Later I was talking with a friend who is really passionate for God but has been very inward-church focused. They told me that God has been completely changing their long-term vision and they're not even sure that they'll be working in a church in the future, but instead they're hoping to be a “community pastor”.

Add onto that, we’re heading towards a series on evangelism, and there have been at least 5 people in the past week who have been very vocal about a new/renewed desire to share the gospel in our local community.

Tell me that’s not all God at work!!

Wednesday, January 29, 2014

Psalm 62:1-8: A Paraphrase

I did this for youth group tonight and thought it might be worth sharing.  Tried to put Psalm 62:1-8 in words that we would use in everyday speech.  I found it to be moving...I hope you will too.

The only way I have peace inside is in God
He comes through for me.
He’s like a rock for me, I can count on Him;
He’s like a bomb shelter from life; nothing shakes me.

How long are you guys gonna come after me?
Are you trying to push me over –
because I’m already partially broken,
because I’m hurting and weak?

I’m sure they’re out to get me!
Trying to push me down!
They love to lie…
When they’re around me they say nice things,
but inside I know they hate me.

Yes, inside, I only find peace in God,
My belief in a better tomorrow is because of Him.
He is my rock, I can count on Him;
He’s like a bomb shelter from life, nothing shakes me.

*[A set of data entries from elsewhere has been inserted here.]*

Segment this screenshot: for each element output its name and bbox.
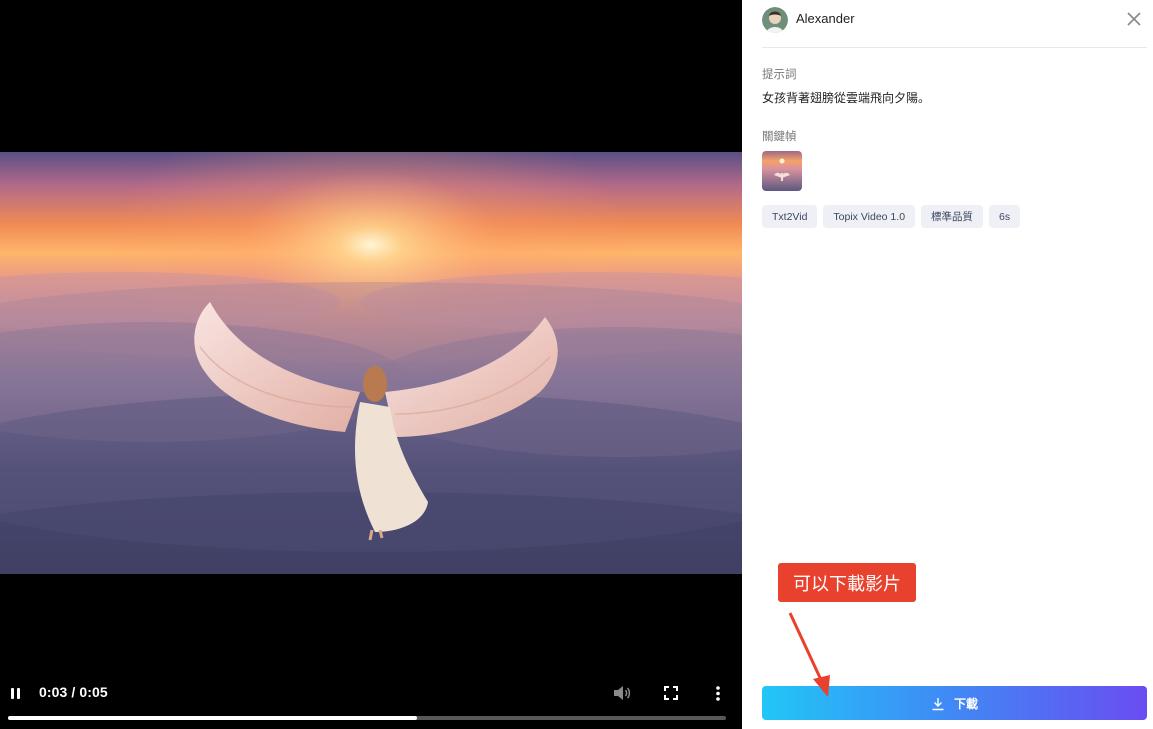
download-icon xyxy=(931,696,945,711)
keyframe-label: 關鍵幀 xyxy=(762,129,797,143)
video-detail-view: 0:03 / 0:05 Alexander 提示詞 女孩背著翅膀從雲端飛向夕陽。… xyxy=(0,0,1153,729)
volume-icon[interactable] xyxy=(610,681,634,705)
keyframe-thumbnail[interactable] xyxy=(762,151,802,191)
time-display: 0:03 / 0:05 xyxy=(39,684,108,700)
details-panel: Alexander 提示詞 女孩背著翅膀從雲端飛向夕陽。 關鍵幀 Txt2Vid… xyxy=(742,0,1153,729)
username[interactable]: Alexander xyxy=(796,11,855,26)
panel-header: Alexander xyxy=(762,6,1147,48)
more-vert-icon[interactable] xyxy=(707,681,729,705)
annotation-callout: 可以下載影片 xyxy=(778,563,916,602)
tag-list: Txt2Vid Topix Video 1.0 標準品質 6s xyxy=(762,205,1021,228)
player-controls: 0:03 / 0:05 xyxy=(0,676,742,729)
tag: Topix Video 1.0 xyxy=(823,205,916,228)
tag: Txt2Vid xyxy=(762,205,818,228)
close-icon[interactable] xyxy=(1125,10,1143,28)
tag: 標準品質 xyxy=(921,205,984,228)
prompt-text: 女孩背著翅膀從雲端飛向夕陽。 xyxy=(762,91,931,105)
fullscreen-icon[interactable] xyxy=(659,681,683,705)
video-player[interactable]: 0:03 / 0:05 xyxy=(0,0,742,729)
progress-fill xyxy=(8,716,418,720)
video-frame[interactable] xyxy=(0,152,742,574)
progress-bar[interactable] xyxy=(8,716,726,720)
avatar[interactable] xyxy=(762,7,788,33)
download-button[interactable]: 下載 xyxy=(762,686,1147,720)
download-label: 下載 xyxy=(953,696,978,711)
pause-icon[interactable] xyxy=(4,682,26,704)
prompt-label: 提示詞 xyxy=(762,67,797,81)
tag: 6s xyxy=(989,205,1021,228)
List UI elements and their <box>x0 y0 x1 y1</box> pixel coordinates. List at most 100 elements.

You can trust in him for everything too!
Pour out your insides to Him, the things you hide from everyone else.
Because God is a refuge!

Wednesday, January 1, 2014

Studying the Scriptures: My Approach

I wrote the other day about my goal to read the entire Bible with this question in mind: How is it that Jesus has corrected the problem of sin thereby allowing rebellious people to turn in faith to God?  My goal is to develop an understanding of atonement, the nature of sin and salvation, based on the entirety of Scripture.  Since then I read a post from April 2012 where I suggested that there are two basic questions that the entire Bible is answering: Who is God? and What does He want with me?  While these two questions do not directly relate to the question of how God has accomplished salvation, it seems that they would be appropriate to consider as I read through the Bible asking the question about the nature of the atonement.

So this is how I will approach my goal:
Tuesday and Wednesday I will read a passage of Scripture and begin to reflect on these four questions:
     1) Who is God?
     2) What does He want with me?
     3) What is the nature of sin?
     4) What is the remedy for sin?
Thursday I will write my thoughts in relation to the first question: Who is God?
Saturday or Sunday I will write in relation to the second question: What does He want with me?
Monday I will write in relation to the last two questions: What is the nature of sin? and What is the remedy for sin?

In approaching it in this way I hope to give a full week of thought to each passage before writing my conclusions on what it says about atonement.  Hopefully asking all four questions rather than just the last two will also make the whole exercise more fruitful.